In this high-pressure environment, the simple act of hanging out is overshadowed by internship applications, LinkedIn notifications, and constant comparisons. The result is a social landscape where friendships become transactional and students lose sight of what makes college memorable. It’s hard, but we must dial down the competition, carve out device-free moments, and make room for human connection before these fleeting four years pass us by.
It goes without saying that competition is a natural part of many environments. And for our generation in particular, the game of comparison is nothing new. With 24/7 access to social media, we can’t help but constantly compare ourselves to our peers.
At Harvard, the problem is exacerbated, both by the cutthroat application process that admission requires and the competitive culture instilled in us from the first day of classes.
With a whopping 3 percent acceptance rate, Harvard students have to win the competition olympics before they even attend. Many students come from highly competitive high schools scenes — like elite private or magnet schools — that necessitate competitive mindsets. Students from other backgrounds must develop that same competitiveness internally in order to win the admissions game.

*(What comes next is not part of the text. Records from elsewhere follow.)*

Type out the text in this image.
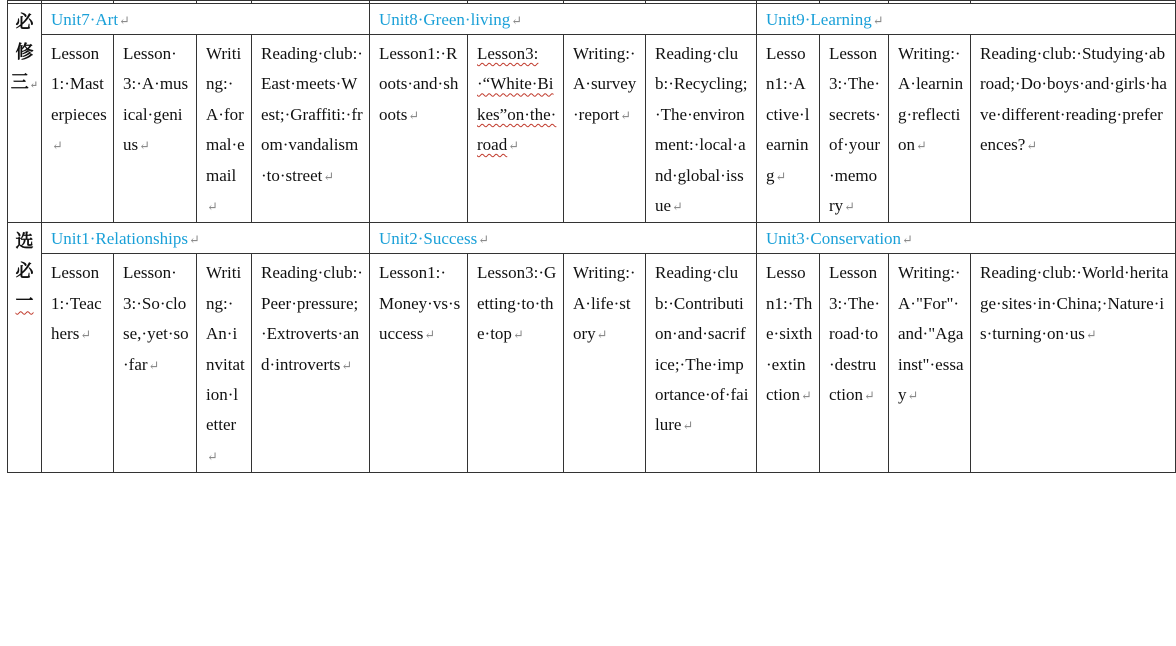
必
修
三↵	Unit7·Art↵				Unit8·Green·living↵				Unit9·Learning↵			
	Lesson1:·Masterpieces↵	Lesson·3:·A·musical·genius↵	Writing:·A·formal·email↵	Reading·club:·East·meets·West;·Graffiti:·from·vandalism·to·street↵	Lesson1:·Roots·and·shoots↵	Lesson3:·“White·Bikes”on·the·road↵	Writing:·A·survey·report↵	Reading·club:·Recycling;·The·environment:·local·and·global·issue↵	Lesson1:·Active·learning↵	Lesson3:·The·secrets·of·your·memory↵	Writing:·A·learning·reflection↵	Reading·club:·Studying·abroad;·Do·boys·and·girls·have·different·reading·preferences?↵

选
必
一	Unit1·Relationships↵				Unit2·Success↵				Unit3·Conservation↵			
	Lesson1:·Teachers↵	Lesson·3:·So·close,·yet·so·far↵	Writing:·An·invitation·letter↵	Reading·club:·Peer·pressure;·Extroverts·and·introverts↵	Lesson1:·Money·vs·success↵	Lesson3:·Getting·to·the·top↵	Writing:·A·life·story↵	Reading·club:·Contribution·and·sacrifice;·The·importance·of·failure↵	Lesson1:·The·sixth·extinction↵	Lesson3:·The·road·to·destruction↵	Writing:·A·"For"·and·"Against"·essay↵	Reading·club:·World·heritage·sites·in·China;·Nature·is·turning·on·us↵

Predictably, this fierce ambition doesn’t just fizzle away with acceptance to the College. Harvard students are used to working hard to be the best; it's only natural that we want to keep it that way when we get here.
This spirit of rivalry pervades everything we do. Students compete over vanishingly few coveted internship spots, campus consulting club roles with precariously low acceptance rates, and speaking time in section. It’s all competition, and it all comes at the expense of our mental health and social lives.
It seems like I can no longer have a casual hangout with friends without someone typing away at another application in the background. — I’m tired of friendships playing out through hollow congratulatory comments under our recent LinkedIn updates instead of across the table at Annenberg.
To fix this problem, we need to be able to separate our social lives from our academic ones. Taking 30 minutes from your jam-packed day to sit with a friend in a device free setting won’t derail your future. But constantly obsessing over problem sets and everyone else’s summer plans will only push us further away from one another and make us miss out on what makes college special.
Rather than viewing classmates as rivals to be surpassed, we ought to think of how we arrived at Harvard in the first place — with the support of those around us. When we support — rather than compete against — our classmates, we contribute to a strong, united community aimed at mutual flourishing rather than individualized ambition.
Harvard will continue to be rigorous and competitive — but that doesn’t mean our friendships have to be.
Siyanne A. Redda, a Crimson Editorial editor, lives in Wigglesworth Hall.